In concluding this portion of his speech, Williams stated:
“The test of a company’s internal control system is not whether occasional failings can occur. Those will happen in the most ideally managed company. But, an adequate system of internal controls means that, when such breaches do arise, they will be isolated rather than systemic, and they will be subject to a reasonable likelihood of being uncovered in a timely manner and then remedied promptly. Barring, of course, the participation or complicity of senior company officials in the deed, when discovery and correction expeditiously follow, no failing in the company’s internal accounting system would have existed. To the contrary, routine discovery and correction would evidence its effectiveness.”
That was then.
As highlighted here, last week the SEC announced a $6.5 million FCPA enforcement action against 3M.
The basic SEC findings were as follows.
Approximately 6-10 years ago, a former Marketing Manager of a 3M China-based subsidiary “secretly” provided “tourism activities” for Chinese health care officials.
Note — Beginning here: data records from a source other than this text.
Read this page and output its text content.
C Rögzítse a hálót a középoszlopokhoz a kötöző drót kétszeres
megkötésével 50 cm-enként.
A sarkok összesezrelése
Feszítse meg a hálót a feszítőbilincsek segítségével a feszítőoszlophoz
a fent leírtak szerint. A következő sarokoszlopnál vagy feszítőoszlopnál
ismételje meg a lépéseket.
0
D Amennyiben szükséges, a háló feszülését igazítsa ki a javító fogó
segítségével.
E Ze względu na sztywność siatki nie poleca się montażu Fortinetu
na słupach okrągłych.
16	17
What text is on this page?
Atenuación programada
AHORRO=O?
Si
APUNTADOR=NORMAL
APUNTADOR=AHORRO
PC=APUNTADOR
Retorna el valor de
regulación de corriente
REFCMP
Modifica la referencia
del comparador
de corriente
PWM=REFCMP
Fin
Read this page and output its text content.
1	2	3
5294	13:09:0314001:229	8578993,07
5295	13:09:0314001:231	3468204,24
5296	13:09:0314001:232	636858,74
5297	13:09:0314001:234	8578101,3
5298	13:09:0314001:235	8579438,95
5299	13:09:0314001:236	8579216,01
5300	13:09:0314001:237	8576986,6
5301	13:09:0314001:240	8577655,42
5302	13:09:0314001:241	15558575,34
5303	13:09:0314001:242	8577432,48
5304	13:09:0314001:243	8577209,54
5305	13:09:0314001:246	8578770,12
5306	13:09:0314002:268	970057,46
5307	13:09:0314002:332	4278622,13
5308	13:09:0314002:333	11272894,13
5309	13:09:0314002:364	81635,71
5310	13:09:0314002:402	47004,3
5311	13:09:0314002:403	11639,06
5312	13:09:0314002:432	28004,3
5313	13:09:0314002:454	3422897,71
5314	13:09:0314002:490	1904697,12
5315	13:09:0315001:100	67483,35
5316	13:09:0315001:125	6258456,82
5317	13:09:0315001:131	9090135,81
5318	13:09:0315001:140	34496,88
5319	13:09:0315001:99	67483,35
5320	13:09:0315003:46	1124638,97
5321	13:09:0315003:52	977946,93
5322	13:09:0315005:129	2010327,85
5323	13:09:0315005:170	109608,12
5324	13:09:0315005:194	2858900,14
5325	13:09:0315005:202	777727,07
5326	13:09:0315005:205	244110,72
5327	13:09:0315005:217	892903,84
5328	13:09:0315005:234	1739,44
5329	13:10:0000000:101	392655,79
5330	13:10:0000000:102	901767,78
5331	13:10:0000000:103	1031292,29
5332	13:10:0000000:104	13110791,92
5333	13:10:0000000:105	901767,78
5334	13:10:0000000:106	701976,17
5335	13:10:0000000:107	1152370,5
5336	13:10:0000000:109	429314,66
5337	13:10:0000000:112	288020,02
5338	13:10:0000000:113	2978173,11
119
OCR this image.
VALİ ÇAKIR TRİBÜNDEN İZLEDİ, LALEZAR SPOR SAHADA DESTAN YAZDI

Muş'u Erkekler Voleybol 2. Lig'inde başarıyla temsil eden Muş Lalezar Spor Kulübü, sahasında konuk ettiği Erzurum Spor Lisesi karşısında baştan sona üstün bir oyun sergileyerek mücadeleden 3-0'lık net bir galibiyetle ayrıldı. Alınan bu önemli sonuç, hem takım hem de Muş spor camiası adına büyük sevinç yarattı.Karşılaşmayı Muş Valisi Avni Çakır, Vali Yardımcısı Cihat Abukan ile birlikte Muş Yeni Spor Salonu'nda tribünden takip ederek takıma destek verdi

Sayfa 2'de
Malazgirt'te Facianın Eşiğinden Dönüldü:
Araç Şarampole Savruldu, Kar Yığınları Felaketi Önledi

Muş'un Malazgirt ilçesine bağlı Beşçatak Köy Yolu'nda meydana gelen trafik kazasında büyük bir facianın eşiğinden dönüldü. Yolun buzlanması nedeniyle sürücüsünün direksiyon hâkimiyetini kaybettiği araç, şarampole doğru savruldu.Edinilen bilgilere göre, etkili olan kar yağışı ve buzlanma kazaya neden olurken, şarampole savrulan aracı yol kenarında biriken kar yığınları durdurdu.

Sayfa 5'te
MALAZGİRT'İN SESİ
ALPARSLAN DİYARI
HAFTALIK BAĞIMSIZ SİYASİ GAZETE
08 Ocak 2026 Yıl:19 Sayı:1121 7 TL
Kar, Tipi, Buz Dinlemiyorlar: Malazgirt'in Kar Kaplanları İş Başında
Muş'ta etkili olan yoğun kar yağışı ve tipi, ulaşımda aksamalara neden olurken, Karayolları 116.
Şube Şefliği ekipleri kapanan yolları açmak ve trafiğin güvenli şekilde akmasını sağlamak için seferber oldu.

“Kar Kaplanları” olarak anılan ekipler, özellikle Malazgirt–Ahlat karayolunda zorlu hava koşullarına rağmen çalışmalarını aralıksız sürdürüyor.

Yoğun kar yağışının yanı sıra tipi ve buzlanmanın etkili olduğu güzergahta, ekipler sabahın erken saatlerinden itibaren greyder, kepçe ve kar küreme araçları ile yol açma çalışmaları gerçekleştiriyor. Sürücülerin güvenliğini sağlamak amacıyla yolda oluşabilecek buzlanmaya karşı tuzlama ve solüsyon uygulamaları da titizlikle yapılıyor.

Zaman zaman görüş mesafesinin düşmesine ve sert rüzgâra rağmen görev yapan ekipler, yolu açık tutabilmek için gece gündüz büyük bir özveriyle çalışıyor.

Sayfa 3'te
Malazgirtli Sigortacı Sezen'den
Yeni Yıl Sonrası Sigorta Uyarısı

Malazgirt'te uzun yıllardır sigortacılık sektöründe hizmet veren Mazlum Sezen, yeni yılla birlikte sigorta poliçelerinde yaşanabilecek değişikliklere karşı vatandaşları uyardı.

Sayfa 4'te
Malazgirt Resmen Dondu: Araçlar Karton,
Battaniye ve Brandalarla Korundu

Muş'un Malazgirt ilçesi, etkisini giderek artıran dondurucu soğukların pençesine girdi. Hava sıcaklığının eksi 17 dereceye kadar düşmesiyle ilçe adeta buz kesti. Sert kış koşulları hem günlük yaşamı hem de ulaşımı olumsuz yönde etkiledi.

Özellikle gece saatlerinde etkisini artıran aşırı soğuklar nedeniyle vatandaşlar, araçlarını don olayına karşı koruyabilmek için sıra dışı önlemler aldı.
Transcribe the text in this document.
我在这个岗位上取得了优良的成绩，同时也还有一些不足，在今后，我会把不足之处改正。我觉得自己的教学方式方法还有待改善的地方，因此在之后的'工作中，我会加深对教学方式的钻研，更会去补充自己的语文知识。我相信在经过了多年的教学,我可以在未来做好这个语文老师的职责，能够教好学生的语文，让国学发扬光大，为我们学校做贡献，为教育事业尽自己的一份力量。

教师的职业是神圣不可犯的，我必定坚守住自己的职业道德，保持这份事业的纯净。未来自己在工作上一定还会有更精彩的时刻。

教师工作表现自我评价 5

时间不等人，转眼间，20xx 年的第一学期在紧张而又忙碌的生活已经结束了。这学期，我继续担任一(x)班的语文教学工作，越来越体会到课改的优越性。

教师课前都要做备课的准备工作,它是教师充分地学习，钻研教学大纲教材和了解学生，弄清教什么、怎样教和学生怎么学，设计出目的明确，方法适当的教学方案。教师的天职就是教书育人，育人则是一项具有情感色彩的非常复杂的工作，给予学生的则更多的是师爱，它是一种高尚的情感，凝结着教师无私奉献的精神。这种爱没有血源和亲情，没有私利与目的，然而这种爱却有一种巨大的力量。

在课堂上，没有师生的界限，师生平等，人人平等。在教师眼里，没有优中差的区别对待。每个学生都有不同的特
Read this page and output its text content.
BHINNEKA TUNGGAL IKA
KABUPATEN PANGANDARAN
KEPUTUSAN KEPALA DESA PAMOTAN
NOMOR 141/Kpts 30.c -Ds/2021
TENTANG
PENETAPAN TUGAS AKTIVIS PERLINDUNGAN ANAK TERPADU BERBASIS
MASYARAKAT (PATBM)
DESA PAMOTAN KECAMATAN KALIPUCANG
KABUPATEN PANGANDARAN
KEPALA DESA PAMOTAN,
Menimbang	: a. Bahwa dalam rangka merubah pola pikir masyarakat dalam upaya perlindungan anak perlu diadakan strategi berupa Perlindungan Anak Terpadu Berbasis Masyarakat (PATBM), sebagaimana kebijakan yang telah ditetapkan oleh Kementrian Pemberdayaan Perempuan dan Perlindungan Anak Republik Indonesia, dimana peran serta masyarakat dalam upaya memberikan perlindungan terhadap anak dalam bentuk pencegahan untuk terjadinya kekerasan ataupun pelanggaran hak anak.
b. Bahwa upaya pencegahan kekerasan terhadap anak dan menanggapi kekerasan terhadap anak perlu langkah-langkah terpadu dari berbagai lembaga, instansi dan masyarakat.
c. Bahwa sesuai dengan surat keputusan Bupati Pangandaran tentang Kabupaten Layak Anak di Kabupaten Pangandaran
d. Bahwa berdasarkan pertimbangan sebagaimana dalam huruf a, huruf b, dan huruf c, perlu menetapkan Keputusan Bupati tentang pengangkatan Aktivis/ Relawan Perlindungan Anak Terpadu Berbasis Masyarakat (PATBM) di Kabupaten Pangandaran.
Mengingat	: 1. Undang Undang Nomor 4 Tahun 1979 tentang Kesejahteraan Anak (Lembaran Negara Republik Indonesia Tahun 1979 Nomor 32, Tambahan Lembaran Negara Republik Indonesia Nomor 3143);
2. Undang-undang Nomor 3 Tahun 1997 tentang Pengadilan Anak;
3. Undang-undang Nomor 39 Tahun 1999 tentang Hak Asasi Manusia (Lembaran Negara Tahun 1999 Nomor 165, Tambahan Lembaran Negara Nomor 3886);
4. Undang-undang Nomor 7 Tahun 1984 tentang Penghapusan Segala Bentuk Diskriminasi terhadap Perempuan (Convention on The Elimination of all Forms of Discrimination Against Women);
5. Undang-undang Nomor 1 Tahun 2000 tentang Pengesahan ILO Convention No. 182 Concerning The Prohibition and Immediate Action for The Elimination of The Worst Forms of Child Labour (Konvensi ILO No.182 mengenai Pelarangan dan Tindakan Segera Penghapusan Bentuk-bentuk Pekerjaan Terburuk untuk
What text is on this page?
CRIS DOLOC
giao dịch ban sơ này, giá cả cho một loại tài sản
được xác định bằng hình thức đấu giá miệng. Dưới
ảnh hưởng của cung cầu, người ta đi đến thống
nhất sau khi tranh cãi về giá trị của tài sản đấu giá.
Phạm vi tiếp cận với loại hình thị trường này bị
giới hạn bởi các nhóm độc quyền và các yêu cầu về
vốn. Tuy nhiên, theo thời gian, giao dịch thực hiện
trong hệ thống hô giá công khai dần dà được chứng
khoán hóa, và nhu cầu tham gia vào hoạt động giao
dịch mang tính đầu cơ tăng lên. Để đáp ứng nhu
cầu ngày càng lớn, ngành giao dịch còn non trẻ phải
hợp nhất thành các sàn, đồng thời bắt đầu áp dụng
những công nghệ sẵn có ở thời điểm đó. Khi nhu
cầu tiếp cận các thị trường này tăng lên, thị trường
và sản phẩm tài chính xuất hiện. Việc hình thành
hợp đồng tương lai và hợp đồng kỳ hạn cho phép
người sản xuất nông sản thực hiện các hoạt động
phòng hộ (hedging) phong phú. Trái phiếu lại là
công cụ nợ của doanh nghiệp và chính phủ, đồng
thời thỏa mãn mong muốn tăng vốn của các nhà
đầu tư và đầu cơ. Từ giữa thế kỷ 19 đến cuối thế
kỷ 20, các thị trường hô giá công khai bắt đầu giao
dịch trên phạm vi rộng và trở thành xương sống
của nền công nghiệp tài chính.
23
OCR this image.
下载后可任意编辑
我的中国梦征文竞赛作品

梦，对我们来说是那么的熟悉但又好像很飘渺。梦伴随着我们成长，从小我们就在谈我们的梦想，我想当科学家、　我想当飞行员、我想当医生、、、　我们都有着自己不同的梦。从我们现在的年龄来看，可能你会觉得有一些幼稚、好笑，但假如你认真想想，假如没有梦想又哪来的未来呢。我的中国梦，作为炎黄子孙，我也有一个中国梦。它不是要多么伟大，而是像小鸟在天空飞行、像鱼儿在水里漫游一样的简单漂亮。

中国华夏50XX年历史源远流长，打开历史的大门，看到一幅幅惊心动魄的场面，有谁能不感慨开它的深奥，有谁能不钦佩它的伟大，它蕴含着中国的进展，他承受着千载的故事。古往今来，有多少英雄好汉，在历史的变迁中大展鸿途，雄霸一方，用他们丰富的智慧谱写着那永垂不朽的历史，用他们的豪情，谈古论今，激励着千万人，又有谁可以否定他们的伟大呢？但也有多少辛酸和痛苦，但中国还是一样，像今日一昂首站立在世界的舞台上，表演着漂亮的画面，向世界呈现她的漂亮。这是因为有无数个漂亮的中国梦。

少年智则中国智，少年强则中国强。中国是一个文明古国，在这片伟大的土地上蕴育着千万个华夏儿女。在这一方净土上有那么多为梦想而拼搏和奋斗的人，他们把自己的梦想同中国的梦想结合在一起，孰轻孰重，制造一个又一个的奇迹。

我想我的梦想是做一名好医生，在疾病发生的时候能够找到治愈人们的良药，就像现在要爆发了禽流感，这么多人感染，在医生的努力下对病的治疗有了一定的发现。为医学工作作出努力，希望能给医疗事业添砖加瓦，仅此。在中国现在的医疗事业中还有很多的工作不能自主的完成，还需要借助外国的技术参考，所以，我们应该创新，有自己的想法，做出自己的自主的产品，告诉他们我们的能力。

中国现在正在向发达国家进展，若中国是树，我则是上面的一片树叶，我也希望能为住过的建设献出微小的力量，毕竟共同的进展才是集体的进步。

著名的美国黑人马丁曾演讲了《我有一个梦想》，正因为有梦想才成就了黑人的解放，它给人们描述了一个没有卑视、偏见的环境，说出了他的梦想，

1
According to the SEC, the Marketing Manager “would create a travel itinerary that included various legitimate business, training and marketing activities for submission to 3M-China’s compliance personnel for approval,” however there were “alternate itineraries” that “consisted of various tourism activities at or near the location of the educational events.”
There is no suggestion that anyone at 3M headquarters knew of or approved of the conduct. Indeed, subsidiary employees, among other things, “falsified internal compliance documents that affirmatively denied and/or omitted mention of the Tourism Activities that were planned as part of the overseas trip.”
The type of conduct at issue in the 3M enforcement action would seem to fit squarely within prior SEC policy for when an enforcement action would not be warranted – particularly since 3M – in the words of the SEC – “promptly self-reported the misconduct after first learning of it.”
However, that is obviously not what happened.
Instead, the SEC found that 3M violated the FCPA’s books and records and internal control provisions because 3M provided funds to Chinese Travel Agencies (whom the SEC stated “colluded” with the former Marketing Manager) and that “3M had insufficient controls over the fund transfers, which did not adequately describe the purpose or uses of the funds.”